Three new historical works do just that, and in the process remind us that history is not only a catalogue of crimes and grudges, but also a record of productive and enriching encounters.

The first book is "Mirror of His Beauty: Feminine Images of God from the Bible to The Early Kabbalah," (Princeton) by Peter Schafer of Princeton University. It suggests that the feminine conception of God at the heart of the 12th century kabbalistic revolution may owe more to the influence of the cult of the Virgin Mary in France than to ancient Jewish ideas that had remained dormant during intervening centuries. The monograph is fascinating, if limited in its appeal to those uninterested in the history of Jewish mysticism. But Schafer’s primary historiographical concern (what constitutes "influence") is more broadly relevant.

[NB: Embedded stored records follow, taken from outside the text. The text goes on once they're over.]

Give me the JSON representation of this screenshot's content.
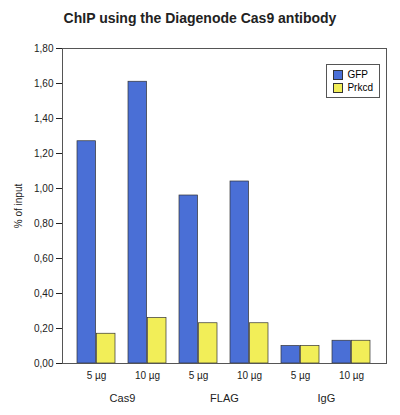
{
  "chart_data": {
    "type": "bar",
    "title": "ChIP using the Diagenode Cas9 antibody",
    "categories": [
      "5 µg",
      "10 µg",
      "5 µg",
      "10 µg",
      "5 µg",
      "10 µg"
    ],
    "groups": [
      "Cas9",
      "Cas9",
      "FLAG",
      "FLAG",
      "IgG",
      "IgG"
    ],
    "series": [
      {
        "name": "GFP",
        "color": "#4a6fd6",
        "values": [
          1.27,
          1.61,
          0.96,
          1.04,
          0.1,
          0.13
        ]
      },
      {
        "name": "Prkcd",
        "color": "#f2ee58",
        "values": [
          0.17,
          0.26,
          0.23,
          0.23,
          0.1,
          0.13
        ]
      }
    ],
    "ylabel": "% of input",
    "ylim": [
      0,
      1.8
    ],
    "yticks": [
      {
        "value": 0,
        "label": "0,00"
      },
      {
        "value": 0.2,
        "label": "0,20"
      },
      {
        "value": 0.4,
        "label": "0,40"
      },
      {
        "value": 0.6,
        "label": "0,60"
      },
      {
        "value": 0.8,
        "label": "0,80"
      },
      {
        "value": 1.0,
        "label": "1,00"
      },
      {
        "value": 1.2,
        "label": "1,20"
      },
      {
        "value": 1.4,
        "label": "1,40"
      },
      {
        "value": 1.6,
        "label": "1,60"
      },
      {
        "value": 1.8,
        "label": "1,80"
      }
    ],
    "legend": "top-right",
    "grid": false
  }
}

"I follow the increasing trend in recent scholarship to reject the static and erratic image of Judaism and Christianity as hermetically sealed against one another, forever frozen, as it were, in a perpetual state of hatred and fear," he writes. Instead, it’s possible to think of two religious cultures as partners "engaged in a process of creative adaptation … a process that gains its vitality through mutual exchange." And so the degree to which Jewish thinkers in late medieval Provence were influenced by their neighbors’ cult of Mary is less important than the fact that two religious concepts (the veneration of Mary as a divine intercessor and an appreciation for the feminine, Shekhinah dimension of God) emerged more or less simultaneously, with who knows how much intellectual cross-pollenization.

The second book is "The Ornament of the World: How Muslims, Jews and Christians Created a Culture of Tolerance in Medieval Spain" (Little, Brown), by Yale University professor Maria Rose Menocal. This story is much better known among Jews than Christians and Muslims, in part because for centuries it was the gold standard for Jewish communities hoping for full integration into European society. Its reappearance in this lively historical survey some months after 9-11 reminds us that the current antagonism between Jewish, Christians and Muslim cultures is not the only possibility, and that a multi-religious society of immense material, intellectual and political success is possible.

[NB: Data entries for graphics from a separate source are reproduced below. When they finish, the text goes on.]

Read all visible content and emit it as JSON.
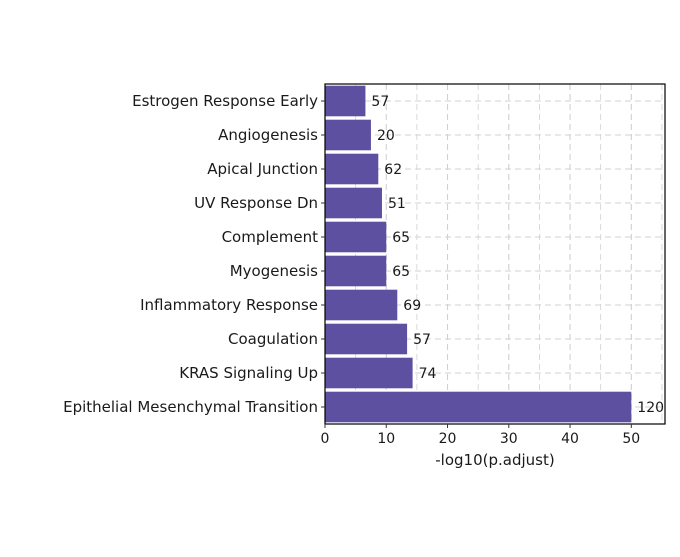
{
  "chart_data": {
    "type": "bar",
    "orientation": "horizontal",
    "title": "",
    "xlabel": "-log10(p.adjust)",
    "ylabel": "",
    "xlim": [
      0,
      55.5
    ],
    "xticks": [
      0,
      10,
      20,
      30,
      40,
      50
    ],
    "grid": true,
    "bar_color": "#5e50a1",
    "categories": [
      "Estrogen Response Early",
      "Angiogenesis",
      "Apical Junction",
      "UV Response Dn",
      "Complement",
      "Myogenesis",
      "Inflammatory Response",
      "Coagulation",
      "KRAS Signaling Up",
      "Epithelial Mesenchymal Transition"
    ],
    "values": [
      6.6,
      7.5,
      8.7,
      9.3,
      10.0,
      10.0,
      11.8,
      13.4,
      14.3,
      50.0
    ],
    "labels": [
      "57",
      "20",
      "62",
      "51",
      "65",
      "65",
      "69",
      "57",
      "74",
      "120"
    ]
  }
}
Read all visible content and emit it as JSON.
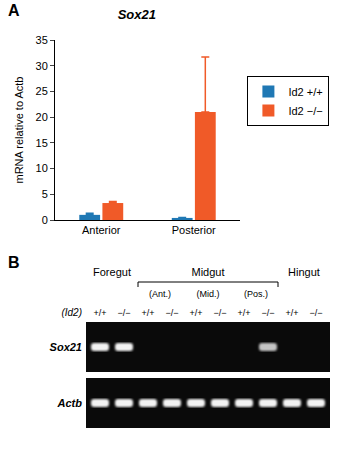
{
  "panel_labels": [
    "A",
    "B"
  ],
  "chart_data": {
    "type": "bar",
    "title": "Sox21",
    "y_label": "mRNA relative to Actb",
    "categories": [
      "Anterior",
      "Posterior"
    ],
    "series": [
      {
        "name": "Id2 +/+",
        "color": "#1f78b4",
        "values": [
          1.0,
          0.4
        ],
        "errors": [
          0.3,
          0.1
        ]
      },
      {
        "name": "Id2 −/−",
        "color": "#f05a28",
        "values": [
          3.3,
          21.0
        ],
        "errors": [
          0.3,
          10.7
        ]
      }
    ],
    "ylim": [
      0,
      35
    ],
    "yticks": [
      0,
      5,
      10,
      15,
      20,
      25,
      30,
      35
    ],
    "legend": "right"
  },
  "gel": {
    "groups": [
      {
        "label": "Foregut",
        "span": 2
      },
      {
        "label": "Midgut",
        "subgroups": [
          {
            "label": "(Ant.)",
            "span": 2
          },
          {
            "label": "(Mid.)",
            "span": 2
          },
          {
            "label": "(Pos.)",
            "span": 2
          }
        ]
      },
      {
        "label": "Hingut",
        "span": 2
      }
    ],
    "genotype_label": "(Id2)",
    "genotypes": [
      "+/+",
      "−/−",
      "+/+",
      "−/−",
      "+/+",
      "−/−",
      "+/+",
      "−/−",
      "+/+",
      "−/−"
    ],
    "rows": [
      {
        "label": "Sox21",
        "bands": [
          1,
          1,
          0,
          0,
          0,
          0,
          0,
          0.8,
          0,
          0
        ]
      },
      {
        "label": "Actb",
        "bands": [
          1,
          1,
          1,
          1,
          1,
          1,
          1,
          1,
          1,
          1
        ]
      }
    ]
  }
}
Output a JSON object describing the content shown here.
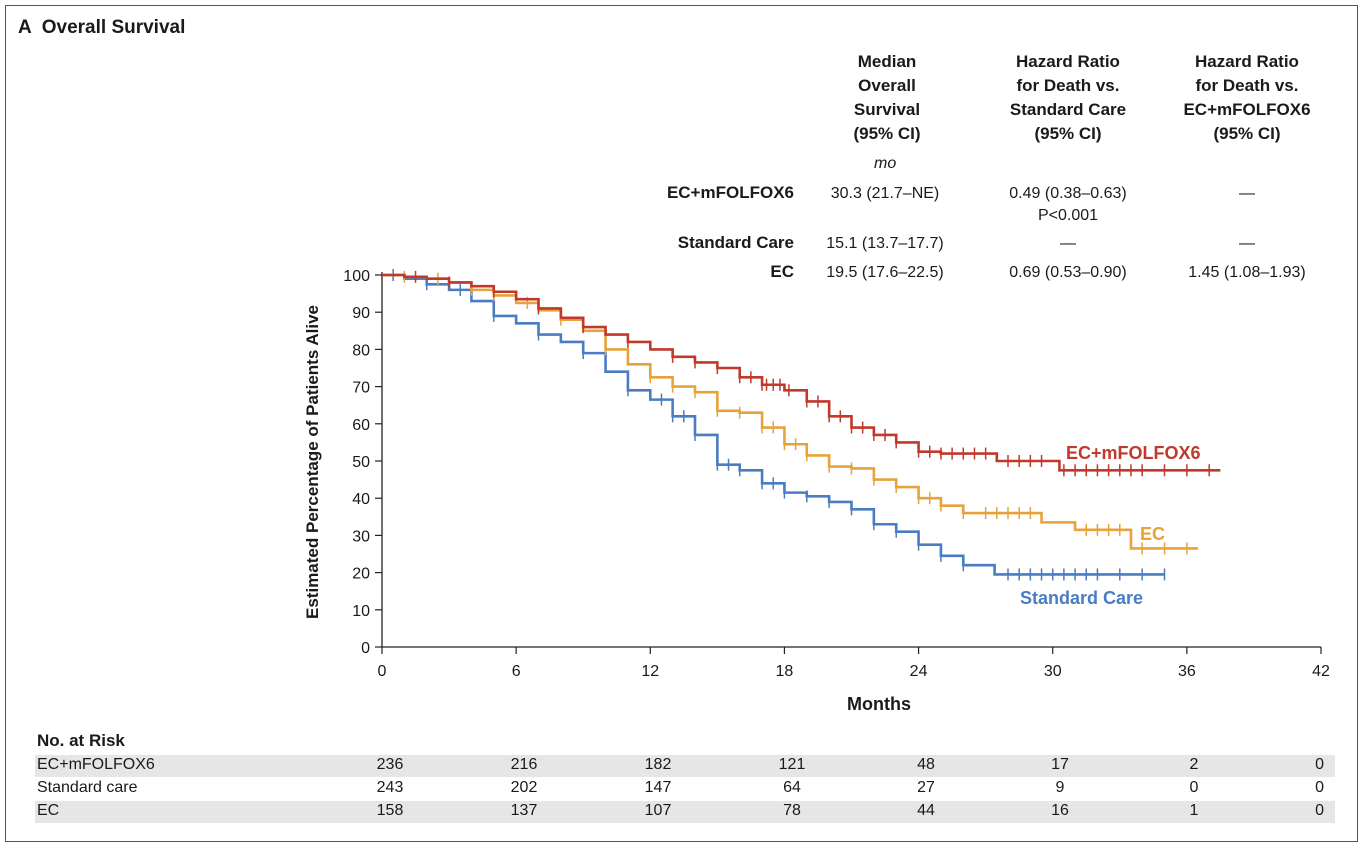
{
  "panel_letter": "A",
  "panel_title": "Overall Survival",
  "stats_table": {
    "headers": [
      "Median\nOverall\nSurvival\n(95% CI)",
      "Hazard Ratio\nfor Death vs.\nStandard Care\n(95% CI)",
      "Hazard Ratio\nfor Death vs.\nEC+mFOLFOX6\n(95% CI)"
    ],
    "unit": "mo",
    "rows": [
      {
        "label": "EC+mFOLFOX6",
        "median": "30.3 (21.7–NE)",
        "hr_sc": "0.49 (0.38–0.63)\nP<0.001",
        "hr_ec": "—"
      },
      {
        "label": "Standard Care",
        "median": "15.1 (13.7–17.7)",
        "hr_sc": "—",
        "hr_ec": "—"
      },
      {
        "label": "EC",
        "median": "19.5 (17.6–22.5)",
        "hr_sc": "0.69 (0.53–0.90)",
        "hr_ec": "1.45 (1.08–1.93)"
      }
    ]
  },
  "chart_data": {
    "type": "line",
    "xlabel": "Months",
    "ylabel": "Estimated Percentage of Patients Alive",
    "xlim": [
      0,
      42
    ],
    "ylim": [
      0,
      100
    ],
    "x_ticks": [
      0,
      6,
      12,
      18,
      24,
      30,
      36,
      42
    ],
    "y_ticks": [
      0,
      10,
      20,
      30,
      40,
      50,
      60,
      70,
      80,
      90,
      100
    ],
    "series": [
      {
        "name": "EC+mFOLFOX6",
        "color": "#c0392b",
        "points": [
          [
            0,
            100
          ],
          [
            1,
            99.5
          ],
          [
            2,
            99
          ],
          [
            3,
            98
          ],
          [
            4,
            97
          ],
          [
            5,
            95.5
          ],
          [
            6,
            93.5
          ],
          [
            7,
            91
          ],
          [
            8,
            88.5
          ],
          [
            9,
            86
          ],
          [
            10,
            84
          ],
          [
            11,
            82
          ],
          [
            12,
            80
          ],
          [
            13,
            78
          ],
          [
            14,
            76.5
          ],
          [
            15,
            75
          ],
          [
            16,
            72.5
          ],
          [
            17,
            70.5
          ],
          [
            18,
            69
          ],
          [
            19,
            66
          ],
          [
            20,
            62
          ],
          [
            21,
            59
          ],
          [
            22,
            57
          ],
          [
            23,
            55
          ],
          [
            24,
            52.5
          ],
          [
            25,
            52
          ],
          [
            26,
            52
          ],
          [
            27,
            52
          ],
          [
            27.5,
            50
          ],
          [
            29,
            50
          ],
          [
            30,
            50
          ],
          [
            30.3,
            47.5
          ],
          [
            33,
            47.5
          ],
          [
            36,
            47.5
          ],
          [
            37.5,
            47.5
          ]
        ],
        "censor_x": [
          1.5,
          3,
          5,
          7,
          9,
          11,
          13,
          14,
          15,
          16,
          16.5,
          17,
          17.2,
          17.5,
          17.8,
          18.2,
          19,
          19.5,
          20,
          20.5,
          21,
          21.5,
          22,
          22.5,
          23,
          24,
          24.5,
          25,
          25.5,
          26,
          26.5,
          27,
          28,
          28.5,
          29,
          29.5,
          30.5,
          31,
          31.5,
          32,
          32.5,
          33,
          33.5,
          34,
          35,
          36,
          37
        ]
      },
      {
        "name": "EC",
        "color": "#e8a23a",
        "points": [
          [
            0,
            100
          ],
          [
            1,
            99.5
          ],
          [
            2,
            99
          ],
          [
            3,
            98
          ],
          [
            4,
            96
          ],
          [
            5,
            94.5
          ],
          [
            6,
            92.5
          ],
          [
            7,
            90.5
          ],
          [
            8,
            88
          ],
          [
            9,
            85
          ],
          [
            10,
            80
          ],
          [
            11,
            76
          ],
          [
            12,
            72.5
          ],
          [
            13,
            70
          ],
          [
            14,
            68.5
          ],
          [
            15,
            63.5
          ],
          [
            16,
            63
          ],
          [
            17,
            59
          ],
          [
            18,
            54.5
          ],
          [
            19,
            51.5
          ],
          [
            20,
            48.5
          ],
          [
            21,
            48
          ],
          [
            22,
            45
          ],
          [
            23,
            43
          ],
          [
            24,
            40
          ],
          [
            25,
            38
          ],
          [
            26,
            36
          ],
          [
            27,
            36
          ],
          [
            29,
            36
          ],
          [
            29.5,
            33.5
          ],
          [
            30,
            33.5
          ],
          [
            31,
            31.5
          ],
          [
            33,
            31.5
          ],
          [
            33.5,
            26.5
          ],
          [
            36.5,
            26.5
          ]
        ],
        "censor_x": [
          1,
          2.5,
          4,
          5,
          6.5,
          8,
          10,
          12,
          13,
          14,
          15,
          16,
          17,
          17.5,
          18,
          18.5,
          19,
          20,
          21,
          22,
          23,
          24,
          24.5,
          25,
          26,
          27,
          27.5,
          28,
          28.5,
          29,
          31.5,
          32,
          32.5,
          33,
          34,
          35,
          36
        ]
      },
      {
        "name": "Standard Care",
        "color": "#4a7cc4",
        "points": [
          [
            0,
            100
          ],
          [
            1,
            99
          ],
          [
            2,
            97.5
          ],
          [
            3,
            96
          ],
          [
            4,
            93
          ],
          [
            5,
            89
          ],
          [
            6,
            87
          ],
          [
            7,
            84
          ],
          [
            8,
            82
          ],
          [
            9,
            79
          ],
          [
            10,
            74
          ],
          [
            11,
            69
          ],
          [
            12,
            66.5
          ],
          [
            13,
            62
          ],
          [
            14,
            57
          ],
          [
            15,
            49
          ],
          [
            16,
            47.5
          ],
          [
            17,
            44
          ],
          [
            18,
            41.5
          ],
          [
            19,
            40.5
          ],
          [
            20,
            39
          ],
          [
            21,
            37
          ],
          [
            22,
            33
          ],
          [
            23,
            31
          ],
          [
            24,
            27.5
          ],
          [
            25,
            24.5
          ],
          [
            26,
            22
          ],
          [
            27,
            22
          ],
          [
            27.4,
            19.5
          ],
          [
            30,
            19.5
          ],
          [
            33,
            19.5
          ],
          [
            35,
            19.5
          ]
        ],
        "censor_x": [
          0.5,
          2,
          3.5,
          5,
          7,
          9,
          11,
          12.5,
          13,
          13.5,
          14,
          15,
          15.5,
          16,
          17,
          17.5,
          18,
          19,
          20,
          21,
          22,
          23,
          24,
          25,
          26,
          28,
          28.5,
          29,
          29.5,
          30,
          30.5,
          31,
          31.5,
          32,
          33,
          34,
          35
        ]
      }
    ],
    "annotations": [
      {
        "text": "EC+mFOLFOX6",
        "color": "#c0392b"
      },
      {
        "text": "EC",
        "color": "#e8a23a"
      },
      {
        "text": "Standard Care",
        "color": "#4a7cc4"
      }
    ]
  },
  "risk_table": {
    "title": "No. at Risk",
    "rows": [
      {
        "label": "EC+mFOLFOX6",
        "values": [
          "236",
          "216",
          "182",
          "121",
          "48",
          "17",
          "2",
          "0"
        ]
      },
      {
        "label": "Standard care",
        "values": [
          "243",
          "202",
          "147",
          "64",
          "27",
          "9",
          "0",
          "0"
        ]
      },
      {
        "label": "EC",
        "values": [
          "158",
          "137",
          "107",
          "78",
          "44",
          "16",
          "1",
          "0"
        ]
      }
    ]
  }
}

In the introduction to this book the literary critic Harold Bloom wonders if Menocal’s vision of Andalusia "may to some degree represent an idealization," and indeed massacres such as the one against the Jews of Granada in 1066 suggest the enlightened Islamic kingdom was not quite paradise on Earth. And yet the cultural ferment during that time was immense and long lasting, with Arabic philosophy and culture the nourishment for Maimonides’ fusion of Jewish and Greek philosophic ideas, and Arabic poetry a goad to Samuel ha Nagid and others’ reinvention of Hebrew poetry.

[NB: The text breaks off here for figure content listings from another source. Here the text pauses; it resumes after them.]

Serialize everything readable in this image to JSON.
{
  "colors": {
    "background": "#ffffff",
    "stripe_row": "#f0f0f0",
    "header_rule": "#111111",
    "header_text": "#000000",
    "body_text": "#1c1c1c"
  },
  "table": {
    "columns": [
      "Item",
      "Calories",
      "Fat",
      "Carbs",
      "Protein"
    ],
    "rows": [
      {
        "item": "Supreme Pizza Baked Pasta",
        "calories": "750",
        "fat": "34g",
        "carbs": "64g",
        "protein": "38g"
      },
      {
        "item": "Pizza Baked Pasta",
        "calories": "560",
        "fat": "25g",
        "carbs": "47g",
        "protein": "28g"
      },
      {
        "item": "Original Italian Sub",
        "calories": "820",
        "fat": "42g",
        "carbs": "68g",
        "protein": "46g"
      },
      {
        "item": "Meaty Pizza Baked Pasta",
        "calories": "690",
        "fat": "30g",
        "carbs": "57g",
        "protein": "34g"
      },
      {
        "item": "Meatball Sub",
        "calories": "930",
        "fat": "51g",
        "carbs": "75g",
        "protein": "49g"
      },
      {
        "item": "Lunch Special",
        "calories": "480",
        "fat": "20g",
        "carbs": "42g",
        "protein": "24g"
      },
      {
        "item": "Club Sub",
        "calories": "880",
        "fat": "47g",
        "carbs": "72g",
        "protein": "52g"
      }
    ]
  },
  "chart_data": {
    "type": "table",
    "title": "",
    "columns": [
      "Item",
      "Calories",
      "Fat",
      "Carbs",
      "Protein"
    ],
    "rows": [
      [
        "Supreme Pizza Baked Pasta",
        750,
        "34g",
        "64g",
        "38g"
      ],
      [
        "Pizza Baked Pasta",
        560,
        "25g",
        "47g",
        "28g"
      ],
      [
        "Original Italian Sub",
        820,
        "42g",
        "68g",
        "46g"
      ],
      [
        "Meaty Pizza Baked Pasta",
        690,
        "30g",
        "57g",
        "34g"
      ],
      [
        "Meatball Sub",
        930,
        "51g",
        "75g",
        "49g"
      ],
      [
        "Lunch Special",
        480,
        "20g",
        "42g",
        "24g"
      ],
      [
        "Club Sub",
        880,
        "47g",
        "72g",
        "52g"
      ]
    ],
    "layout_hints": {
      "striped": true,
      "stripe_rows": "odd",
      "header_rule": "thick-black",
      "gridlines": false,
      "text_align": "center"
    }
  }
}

This brings us to the third, and most provocative, book, a radical new translation of the Christian Bible, "The New Covenant, Commonly Called the New Testament" (Riverhead), by poet and classicist Willis Barnstone. Just out in paperback, this volume gives Jesus and his followers back their Jewish names and contexts, reminding us that Jesus preached to and about Jews in Aramaic, not in third-century Greek, and not in 17th-century English. The translation is a challenge ó to Christians who believe they can remove the Jewishness from Jesus, and to Jews who believe that that the Gospels have nothing to teach them. Barnstone counts the New Testament (or New Covenant as scholars are now calling it) as the last great book of the Jewish biblical imagination, and sees in it a masterwork of world spirituality that he hopes Jews might be able to now read without fear.

Barnstone suggests that his "reformation" of the text might bring "silence to mediate controversy, understanding to mediate sectarian wrath, and peace to mediate the stranger."

But Barnstone recognizes that his translation, like Menocal’s reimagining of Al-Andalus, might be a kind of idealization, and in its strident openness be, like much that is newly translated, initially "greeted not with openness but fire." For saying that things can work out, and that influence can produce joy as well as anxiety, can be as threatening to people as a sword.